With Sam causing problems at school, Amelia becomes increasingly alienated from friends and family, with matters taking a distinct turn for the worse when she reads her son a story about a creature called The Babadook, the very arrival of the book itself being something of a mystery.
Within days there are strange occurrences around the house - and even away from home, which make things even scarier - and she herself begins to fear that things are not merely figments of her son's imagination.
Rather brilliantly, Kent keeps the shocks and musical cues to a bare minimum, letting the viewer become thoroughly involved in a story of a woman gradually unravelling in the face of terrifying events. There are elements of The Shining and Repulsion scattered throughout proceedings, but what's been delivered here is a potent brew of psychological terror mixed with a genuinely spooky story, making The Babadook easily the best horror movie of recent years.
JIMI: ALL IS BY MY SIDE
Music/Biopic. Starring Andre Benjamin, Hayley Atwell, Imogen Poots, Andrew Buckley, Ruth Negga, Adrian Lester. Directed by John Ridley. Cert 15A
12 Years a Slave screenwriter John Ridley's plan to bring the story of Jimi Hendrix's rise to fame has been long in the making but, alas, suffers in two crucial areas. Firstly, the refusal of the late guitarist's estate to sanction any of his music for the film hampers it from the off while the constant use of lookalikes to represent the likes of Eric Clapton, members of The Beatles and Rolling Stones makes the recreation of the elite London rock'n'roll scene in 1966/67 look faintly farcical.
That said, Outkast's Andre Benjamin does a remarkable job as the mercurial musician, spotted in New York by Keith Richard's girlfriend Linda Keith (Imogen Poots) and brought to London by former Animals bassist Chas Chandler (Andrew Buckley), where he begins a stormy relationship with Kathy Etchingham (Hayley Atwell). Unfortunately, for all Benjamin's fine work All is By My Side is one long string of such cliches and counts as a major disappointment.
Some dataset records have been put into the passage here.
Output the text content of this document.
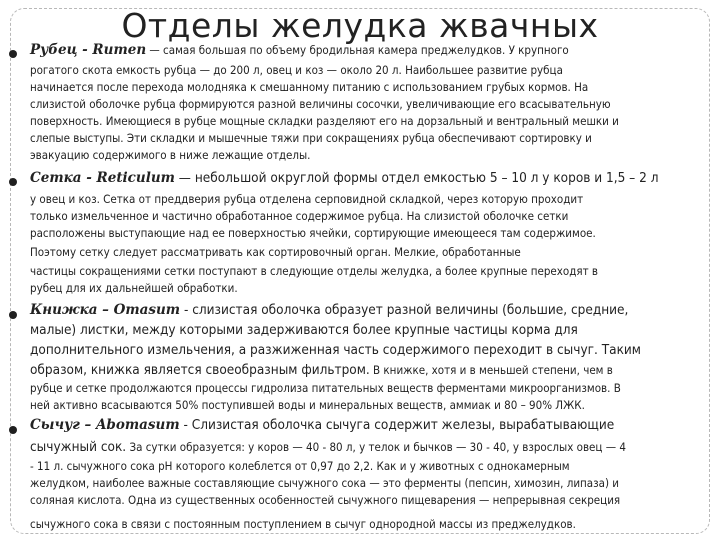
Отделы желудка жвачных
Рубец - Rumen — самая большая по объему бродильная камера преджелудков. У крупного
рогатого скота емкость рубца — до 200 л, овец и коз — около 20 л. Наибольшее развитие рубца
начинается после перехода молодняка к смешанному питанию с использованием грубых кормов. На
слизистой оболочке рубца формируются разной величины сосочки, увеличивающие его всасывательную
поверхность. Имеющиеся в рубце мощные складки разделяют его на дорзальный и вентральный мешки и
слепые выступы. Эти складки и мышечные тяжи при сокращениях рубца обеспечивают сортировку и
эвакуацию содержимого в ниже лежащие отделы.
Сетка - Reticulum — небольшой округлой формы отдел емкостью 5 – 10 л у коров и 1,5 – 2 л
у овец и коз. Сетка от преддверия рубца отделена серповидной складкой, через которую проходит
только измельченное и частично обработанное содержимое рубца. На слизистой оболочке сетки
расположены выступающие над ее поверхностью ячейки, сортирующие имеющееся там содержимое.
Поэтому сетку следует рассматривать как сортировочный орган. Мелкие, обработанные
частицы сокращениями сетки поступают в следующие отделы желудка, а более крупные переходят в
рубец для их дальнейшей обработки.
Книжка – Omasum - слизистая оболочка образует разной величины (большие, средние,
малые) листки, между которыми задерживаются более крупные частицы корма для
дополнительного измельчения, а разжиженная часть содержимого переходит в сычуг. Таким
образом, книжка является своеобразным фильтром. В книжке, хотя и в меньшей степени, чем в
рубце и сетке продолжаются процессы гидролиза питательных веществ ферментами микроорганизмов. В
ней активно всасываются 50% поступившей воды и минеральных веществ, аммиак и 80 – 90% ЛЖК.
Сычуг – Abomasum - Слизистая оболочка сычуга содержит железы, вырабатывающие
сычужный сок. За сутки образуется: у коров — 40 - 80 л, у телок и бычков — 30 - 40, у взрослых овец — 4
- 11 л. сычужного сока рН которого колеблется от 0,97 до 2,2. Как и у животных с однокамерным
желудком, наиболее важные составляющие сычужного сока — это ферменты (пепсин, химозин, липаза) и
соляная кислота. Одна из существенных особенностей сычужного пищеварения — непрерывная секреция
сычужного сока в связи с постоянным поступлением в сычуг однородной массы из преджелудков.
Drama. Starring Jennifer Lawrence, Bradley Cooper, Rhys Ifans, David Dencik, Toby Jones, Sam Reid. Directed by Suzanne Bier. Cert 15A
Something appears to have gone badly wrong with Suzanne Bier's adaptation of Ron Rash's acclaimed novel of love and corruption in the South Carolina of the late 1920s. You've got a fantastic cast, with Jennifer Lawrence and Bradley Cooper having proven onscreen chemistry, yet the film sat on a shelf for almost two years and seems to have been edited by several committees working independently of each other.
As a result, the story of would-be lumber magnate George Pemberton (Cooper) and his strange, controlling wife Serena (Lawrence) resembles something you'd expect to find on the outer fringes of some TV channel specialising in amped-up melodrama and period hokum. A dreadful disappointment.
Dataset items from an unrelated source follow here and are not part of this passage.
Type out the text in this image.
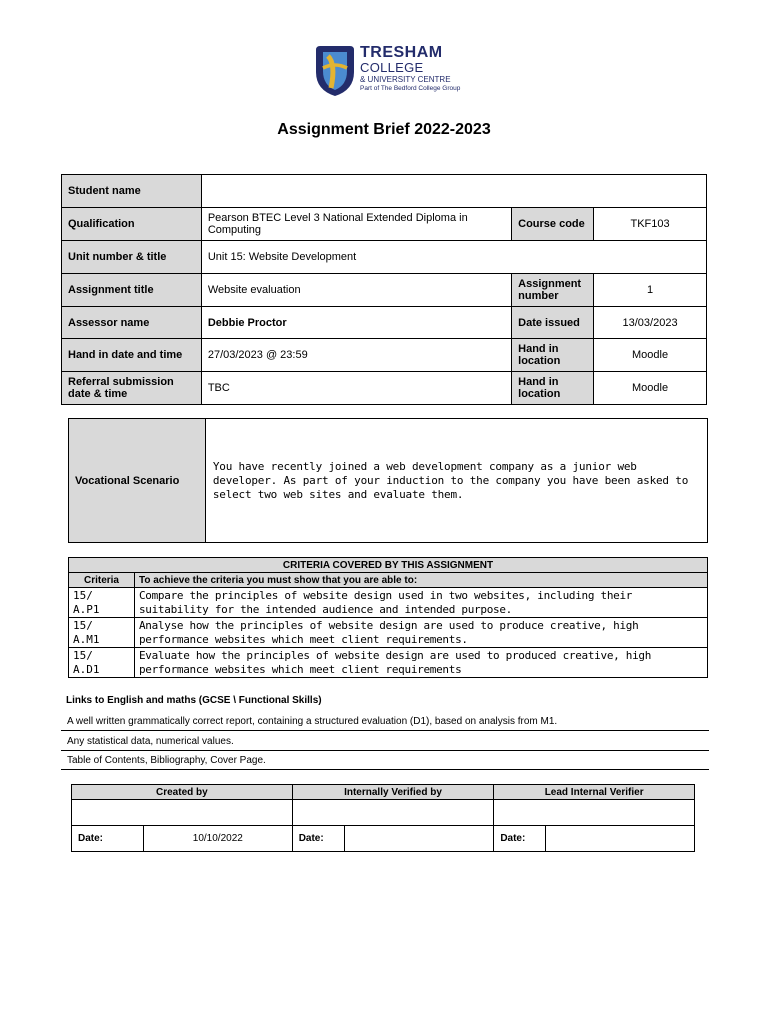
TRESHAM
COLLEGE
& UNIVERSITY CENTRE
Part of The Bedford College Group
Assignment Brief 2022-2023
Student name			
Qualification	Pearson BTEC Level 3 National Extended Diploma in Computing	Course code	TKF103
Unit number & title	Unit 15: Website Development		
Assignment title	Website evaluation	Assignment number	1
Assessor name	Debbie Proctor	Date issued	13/03/2023
Hand in date and time	27/03/2023 @ 23:59	Hand in location	Moodle
Referral submission date & time	TBC	Hand in location	Moodle
Vocational Scenario	You have recently joined a web development company as a junior web developer. As part of your induction to the company you have been asked to select two web sites and evaluate them.
CRITERIA COVERED BY THIS ASSIGNMENT	
Criteria	To achieve the criteria you must show that you are able to:

15/
A.P1	Compare the principles of website design used in two websites, including their suitability for the intended audience and intended purpose.

15/
A.M1	Analyse how the principles of website design are used to produce creative, high performance websites which meet client requirements.

15/
A.D1	Evaluate how the principles of website design are used to produced creative, high performance websites which meet client requirements
Links to English and maths (GCSE \ Functional Skills)
A well written grammatically correct report, containing a structured evaluation (D1), based on analysis from M1.
Any statistical data, numerical values.
Table of Contents, Bibliography, Cover Page.
Created by		Internally Verified by		Lead Internal Verifier	

Date:	10/10/2022	Date:		Date:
Romantic Drama. Starring Lily Collins, Sam Clalfin, Christian Cooke, Jaime Winstone, Tamsin Egerton, Suki Waterhouse. Directed by Christian Dittor. Cert 15A
If you've seen the trailer for this adaptation of Cecelia Ahern's second novel then you probably needn't bother forking out for a ticket as they more or less signpost just how the story pans out. Lily Collins does a decent enough job as Rosie, a fiesty girl whose life takes a bad turn following an indiscretion at a debs dance, preventing her from joining her childhood friend Alex (Sam Clalfin) at college in Boston. Gosh, who knew that they'd actually fancied each other all those years and could they possibly get over some terrible relationships and utterly implausible plot devices (one, in particular, will have any bloke dragooned into seeing this in absolute knots) to find each other by the final scene? Go figure.